As a side note, I really hated to have to take these extreme measures. In the past I have allowed employees the lattitude to check their email and "surf" a bit while working when things were slow, but it got to the point where they were ignoring customers and duties and warnings did not help.

Thanks for the response,

Fish

 

[summit]

Ahh I see the problem, that being said then, I wonder if you can use windows firewall on the actual computer you want the web traffic restricted to block port 80 then, rather than doing it at the router level, do it at the PC level through windows firewall or another third party firewall program, that will not affect the rest of the PC's on your network.

Its of particular interest for me as I too have the same problems, and have had to let staff go because of absolute abuse of internet privilages, its unfortunate and frustrating, I hear your pain!

 

[thiggins]

What you want to do should be easy, but isn't with most consumer routers.

Many can block services for specific IP addresses or address ranges. But that blocks all access to the service.

Even if you have a router that lets you define firewall filters and set their execution order, it's not common to have port-based rules be restricted to specific sites.

You also have to watch the use of proxies, which allow smarties to work around port 80 blocks.

Best approach is to use web filtering with general deny and whitelist for approved sites.

You might look into OpenDNS' Deluxe service.
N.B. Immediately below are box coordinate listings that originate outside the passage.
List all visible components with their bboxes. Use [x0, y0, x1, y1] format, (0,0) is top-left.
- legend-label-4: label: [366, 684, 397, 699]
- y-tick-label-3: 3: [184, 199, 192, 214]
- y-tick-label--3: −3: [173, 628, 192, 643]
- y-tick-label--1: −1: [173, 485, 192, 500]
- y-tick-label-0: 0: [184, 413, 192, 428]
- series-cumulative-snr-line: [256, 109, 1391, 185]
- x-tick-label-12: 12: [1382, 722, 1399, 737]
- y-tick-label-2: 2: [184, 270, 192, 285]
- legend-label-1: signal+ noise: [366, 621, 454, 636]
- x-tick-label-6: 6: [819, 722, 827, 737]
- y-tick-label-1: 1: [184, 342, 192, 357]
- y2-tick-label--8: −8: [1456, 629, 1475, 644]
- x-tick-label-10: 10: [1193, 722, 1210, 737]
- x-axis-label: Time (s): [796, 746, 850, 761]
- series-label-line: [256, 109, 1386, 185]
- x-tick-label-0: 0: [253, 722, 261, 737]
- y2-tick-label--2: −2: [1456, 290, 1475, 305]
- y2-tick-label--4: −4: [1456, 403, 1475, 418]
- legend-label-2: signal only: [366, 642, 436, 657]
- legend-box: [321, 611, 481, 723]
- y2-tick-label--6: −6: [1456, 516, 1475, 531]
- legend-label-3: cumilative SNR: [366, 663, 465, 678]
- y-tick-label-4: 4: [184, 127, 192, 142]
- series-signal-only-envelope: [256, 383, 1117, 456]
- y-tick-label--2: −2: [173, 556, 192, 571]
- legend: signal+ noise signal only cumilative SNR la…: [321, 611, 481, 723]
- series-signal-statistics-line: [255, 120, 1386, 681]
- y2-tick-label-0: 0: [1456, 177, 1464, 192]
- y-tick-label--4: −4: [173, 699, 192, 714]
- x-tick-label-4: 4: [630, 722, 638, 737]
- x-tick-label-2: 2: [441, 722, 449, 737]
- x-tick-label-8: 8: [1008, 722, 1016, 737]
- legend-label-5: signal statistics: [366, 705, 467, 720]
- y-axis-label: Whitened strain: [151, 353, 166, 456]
Simple to implement and works with any router. To lock down all machines behind your router, you'd enter the OpenDNS IPs in the router DNS. To lock down specific machines, you change the TCP/IP DNS IPs to OpenDNS servers. But unless you lock users from changing TCP/IP settings, they could change them back. But then you can use OpenDNS' stats to see if users are still going to "bad" sites.

 

[claykin]

But unless you lock users from changing TCP/IP settings, they could change them back.
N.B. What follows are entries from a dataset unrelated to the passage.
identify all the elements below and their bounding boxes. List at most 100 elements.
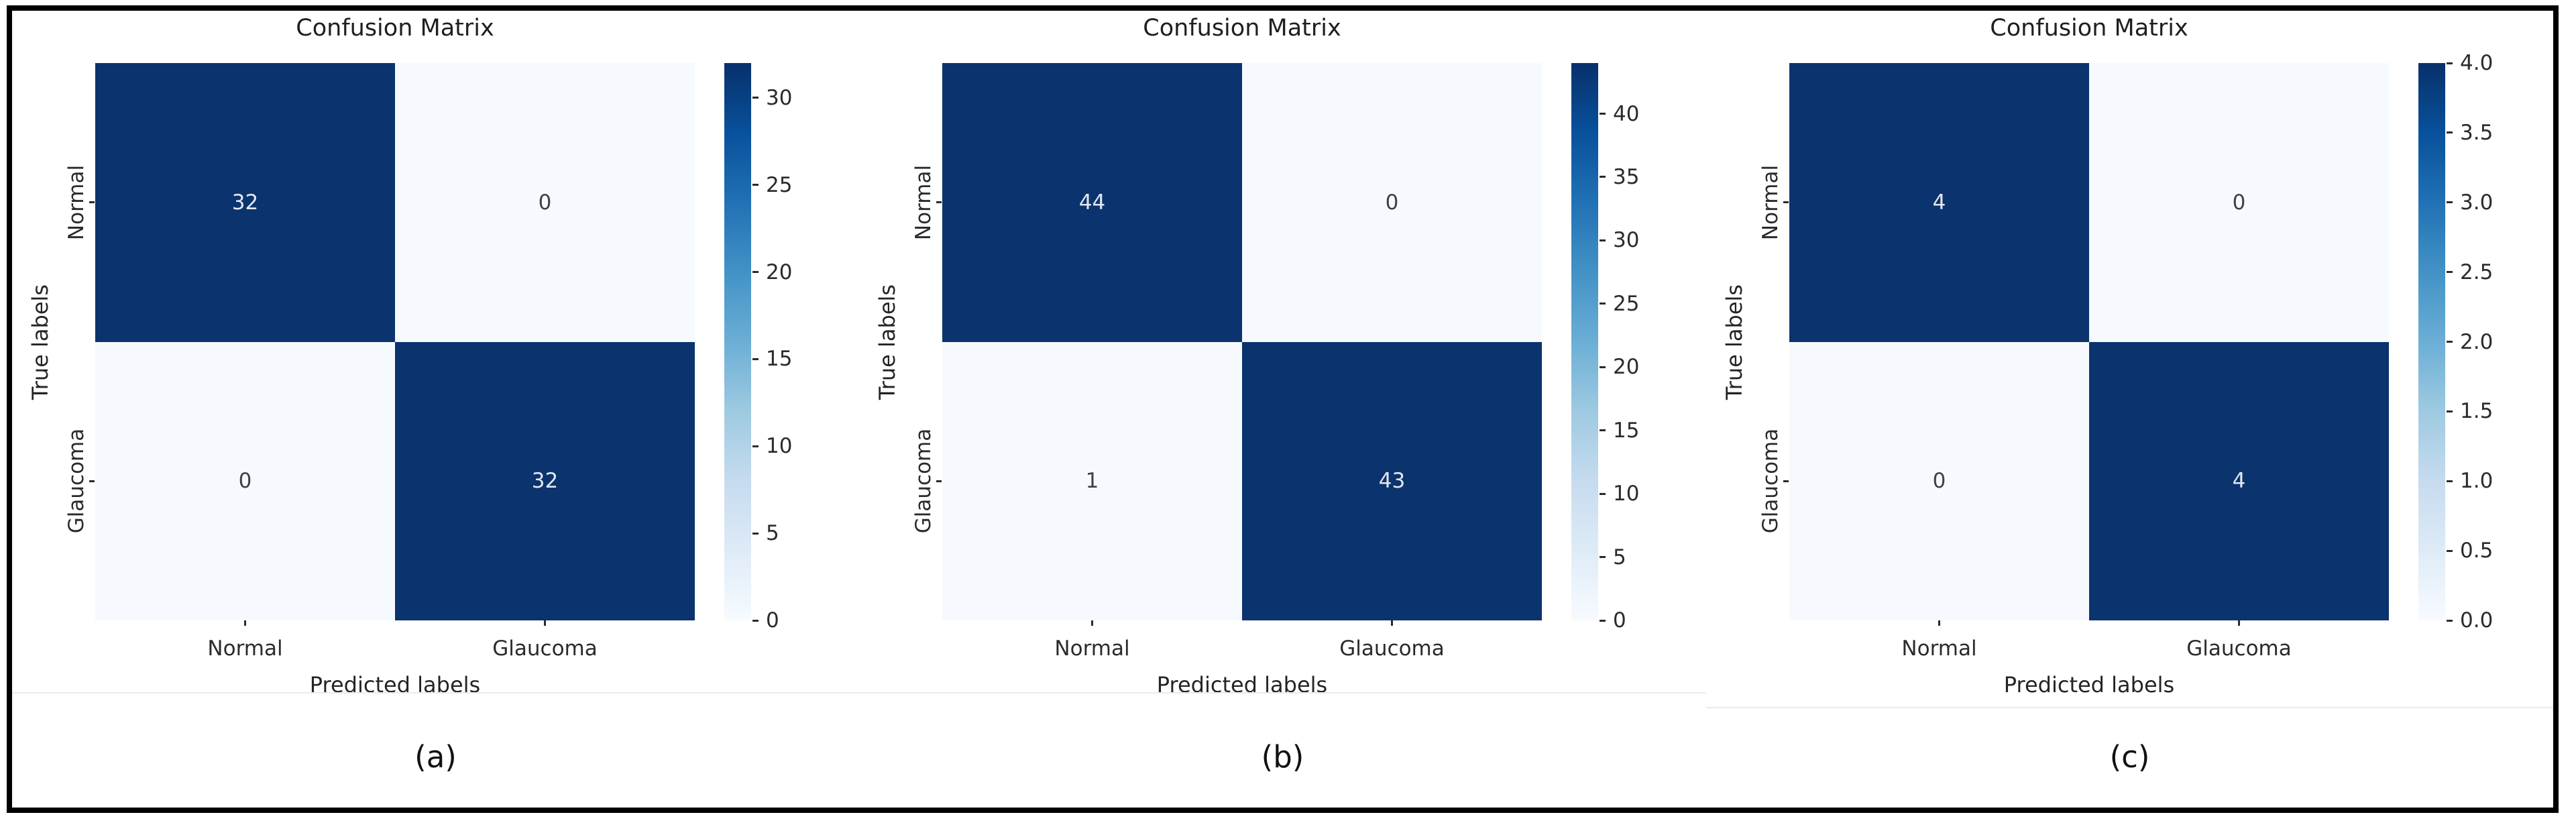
chart-title: Confusion Matrix xyxy=(296,15,494,42)
colorbar-tick-mark xyxy=(2447,480,2453,482)
x-axis-label: Predicted labels xyxy=(309,672,481,698)
cell-value: 32 xyxy=(231,190,259,215)
cell-value: 0 xyxy=(1385,190,1399,215)
y-axis-label: True labels xyxy=(875,284,900,400)
heatmap-cell-glaucoma-glaucoma: 43 xyxy=(1242,341,1542,620)
heatmap-cell-glaucoma-normal: 1 xyxy=(942,341,1242,620)
colorbar xyxy=(724,63,751,620)
colorbar-tick-mark xyxy=(1600,239,1606,241)
cell-value: 4 xyxy=(1932,190,1946,215)
colorbar-tick-mark xyxy=(752,532,759,535)
colorbar-tick-mark xyxy=(2447,201,2453,204)
colorbar-tick-label: 2.5 xyxy=(2460,260,2494,284)
confusion-matrix-panel-b: Confusion Matrix 44 0 1 43 Normal Glaucoma Norm… xyxy=(859,11,1706,808)
x-tick-label: Normal xyxy=(1054,637,1130,661)
heatmap-plot: 32 0 0 32 xyxy=(95,63,695,620)
colorbar-tick-label: 30 xyxy=(1613,228,1640,253)
colorbar xyxy=(1571,63,1598,620)
colorbar-tick-mark xyxy=(2447,549,2453,552)
colorbar-tick-label: 2.0 xyxy=(2460,329,2494,354)
colorbar-tick-label: 10 xyxy=(1613,482,1640,506)
colorbar-tick-label: 3.0 xyxy=(2460,190,2494,215)
colorbar-tick-mark xyxy=(1600,302,1606,305)
figure-bottom-edge xyxy=(1706,707,2553,708)
heatmap-cell-glaucoma-glaucoma: 4 xyxy=(2089,341,2389,620)
heatmap-cell-normal-normal: 44 xyxy=(942,63,1242,342)
x-axis-label: Predicted labels xyxy=(1156,672,1328,698)
heatmap-cell-glaucoma-normal: 0 xyxy=(95,341,395,620)
colorbar-tick-mark xyxy=(752,97,759,99)
colorbar-tick-mark xyxy=(752,445,759,447)
colorbar-tick-label: 15 xyxy=(766,347,793,372)
colorbar-tick-mark xyxy=(2447,62,2453,64)
cell-value: 1 xyxy=(1085,469,1099,494)
colorbar-tick-mark xyxy=(752,184,759,186)
x-tick-label: Glaucoma xyxy=(1339,637,1445,661)
cell-value: 4 xyxy=(2232,469,2246,494)
y-tick-label: Normal xyxy=(911,164,936,240)
y-tick-mark xyxy=(1783,480,1789,482)
cell-value: 0 xyxy=(2232,190,2246,215)
heatmap-cell-normal-glaucoma: 0 xyxy=(395,63,695,342)
y-tick-mark xyxy=(936,201,942,204)
colorbar-tick-label: 0 xyxy=(1613,608,1626,632)
y-tick-label: Normal xyxy=(1758,164,1783,240)
y-tick-mark xyxy=(89,480,95,482)
colorbar-tick-mark xyxy=(2447,341,2453,343)
colorbar-tick-label: 20 xyxy=(1613,355,1640,380)
colorbar-tick-label: 25 xyxy=(766,172,793,197)
heatmap-cell-normal-normal: 4 xyxy=(1789,63,2089,342)
heatmap-cell-glaucoma-glaucoma: 32 xyxy=(395,341,695,620)
colorbar-tick-mark xyxy=(2447,271,2453,274)
colorbar-tick-mark xyxy=(1600,176,1606,178)
colorbar-tick-label: 25 xyxy=(1613,291,1640,316)
colorbar-tick-label: 5 xyxy=(766,521,779,546)
x-tick-label: Glaucoma xyxy=(2186,637,2292,661)
cell-value: 0 xyxy=(238,469,252,494)
cell-value: 0 xyxy=(538,190,552,215)
colorbar-tick-label: 4.0 xyxy=(2460,51,2494,75)
colorbar-tick-label: 1.0 xyxy=(2460,469,2494,494)
heatmap-cell-normal-glaucoma: 0 xyxy=(2089,63,2389,342)
x-tick-mark xyxy=(2238,620,2240,626)
colorbar-tick-label: 20 xyxy=(766,260,793,284)
cell-value: 44 xyxy=(1078,190,1106,215)
figure-bottom-edge xyxy=(859,692,1706,694)
colorbar-tick-label: 0 xyxy=(766,608,779,632)
x-tick-mark xyxy=(1391,620,1393,626)
colorbar-tick-mark xyxy=(752,619,759,622)
heatmap-cell-glaucoma-normal: 0 xyxy=(1789,341,2089,620)
y-tick-mark xyxy=(89,201,95,204)
chart-title: Confusion Matrix xyxy=(1990,15,2188,42)
y-tick-label: Normal xyxy=(64,164,89,240)
colorbar-tick-label: 3.5 xyxy=(2460,120,2494,145)
confusion-matrix-panels: Confusion Matrix 32 0 0 32 Normal Glaucoma Norm… xyxy=(12,11,2553,808)
panel-caption: (b) xyxy=(1261,739,1304,775)
colorbar-tick-label: 35 xyxy=(1613,164,1640,189)
chart-title: Confusion Matrix xyxy=(1143,15,1341,42)
colorbar-tick-mark xyxy=(1600,556,1606,559)
heatmap-plot: 44 0 1 43 xyxy=(942,63,1542,620)
x-tick-mark xyxy=(244,620,246,626)
x-tick-mark xyxy=(1938,620,1940,626)
y-tick-label: Glaucoma xyxy=(1758,429,1783,534)
colorbar-tick-label: 0.0 xyxy=(2460,608,2494,632)
colorbar-tick-label: 15 xyxy=(1613,418,1640,443)
colorbar-tick-mark xyxy=(1600,366,1606,368)
colorbar-tick-mark xyxy=(752,271,759,274)
x-tick-mark xyxy=(544,620,546,626)
colorbar-tick-mark xyxy=(1600,429,1606,432)
x-tick-mark xyxy=(1091,620,1093,626)
x-tick-label: Glaucoma xyxy=(492,637,598,661)
colorbar-tick-mark xyxy=(2447,619,2453,622)
y-axis-label: True labels xyxy=(27,284,53,400)
colorbar-tick-mark xyxy=(2447,131,2453,134)
cell-value: 0 xyxy=(1932,469,1946,494)
colorbar-tick-label: 0.5 xyxy=(2460,539,2494,563)
colorbar-tick-label: 10 xyxy=(766,434,793,459)
y-tick-label: Glaucoma xyxy=(64,429,89,534)
black-outer-frame: Confusion Matrix 32 0 0 32 Normal Glaucoma Norm… xyxy=(7,5,2559,813)
x-tick-label: Normal xyxy=(207,637,283,661)
colorbar-tick-mark xyxy=(1600,619,1606,622)
panel-caption: (a) xyxy=(414,739,457,775)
There's discussions on how to stop users from using their own DNS servers on OPENDNS forums. See here for two threads.

http://forums.opendns.com/comments.php?DiscussionID=6901&page=1#Item_0
http://forums.opendns.com/comments.php?DiscussionID=879

 

[thiggins]

Thanks, claykin. Some good pointers there, but not for newbies!

 

[claykin]

Thanks, claykin. Some good pointers there, but not for newbies!

This is SmallNetBuilder.com. Not TinyNetBuilder.com.

Tim, can you get some animating emoticons on this forum???? I'd like a rolling laugh on this one even though its not that funny.

 

[Fish4Fun]

Thiggins/Claykin,

Thanks for the replies. Part of the problem was fixed by upgrading the work stations to modern OSs and employing "Content Advisor" in Win 7. The rest of the problem was solved by an employee meeting. Sometimes "low tech" solutions can work better than "high-tech". I have no doubt that given time, any technical solution could be subverted, but the simple threat of unemployment for attempting to subvert the simple measures I have taken seems to have been enough.

As always, Thank You for the help.

Fish

 

[thiggins]

Thanks for reporting back, Fish.

Remember, though, to follow through with monitoring. OpenDNS can be helpful for that.